The Wandle Piscators have been deeply saddened to learn of the passing of the Club’s very first Patron, Major Sidney Vines.
Sidney is probably best remembered for his authoritative guide The English Chalk Streams (1992), but he wrote much else too, in the course of a rich and varied life.
Born in 1922, he was commissioned into the Royal Artillery at the age of 19, and occasionally used to recount how he landed on Gold Beach in Normandy as part of the first waves of the D-Day assault. In his role as a Forward Artillery Observer he was mentioned in dispatches, and returned safely to demobilise and invest his “golden bowler” in a successful restaurant business in Southampton.
For many years he lived at West Dean on the little Test-tributary River Dun, and wrote for The Field, including the Countryman’s Notes column, from around 1978. Through his military and fly-fishing contacts he became a confidant of both Frank Sawyer and Oliver Kite: as a result he collaborated with Sawyer on Keeper of the Stream: The Life of a River and its Trout Fishery (1952), and later wrote his biography Frank Sawyer: Man of the Riverside (1984).
In retirement, Sidney moved from West Dean to Laverstock, where his living room featured an astonishing wall-height stained glass window, a gift from his children, depicting the rich life and biodiversity of a healthy chalk stream.
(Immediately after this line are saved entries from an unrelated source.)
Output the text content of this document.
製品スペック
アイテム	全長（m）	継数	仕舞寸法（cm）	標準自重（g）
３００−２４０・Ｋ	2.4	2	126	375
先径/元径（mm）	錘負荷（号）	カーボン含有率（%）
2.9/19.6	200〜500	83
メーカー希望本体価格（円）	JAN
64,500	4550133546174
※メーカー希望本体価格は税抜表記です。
A few yards away, the River Bourne ran through his garden, and Sidney took much pleasure in showing visitors his pet shoal of specimen grayling, every one of them at least two pounds. “But I don’t fish for them,” he used to smile. “I just like watching them swimming up and down, and knowing they’re safe.”
Although The English Chalk Streams was a celebration of these globally-rare rivers, Sidney researched and wrote it in the very early 1990s: a time of greatly-increasing abstraction, stocking with farmed trout, and other environmental pressures.
As a result he was deeply concerned for the future of the chalk streams, and became an enthusiastic supporter of the Wandle river restoration project, which he regarded as “a bright light in a dark world”. He had no hesitation in accepting a role as the Wandle Piscators’ first Patron, and although he was increasingly immobile in later years, followed news of our work avidly, with frequent endorsements in Fly Fishing and Fly Tying and other publications.
Sidney was married to Minoushka, who predeceased him. He is survived by two daughters, to whom we extend our condolences.
His funeral took place at 2.30pm on Friday 4 May at Salisbury Crematorium.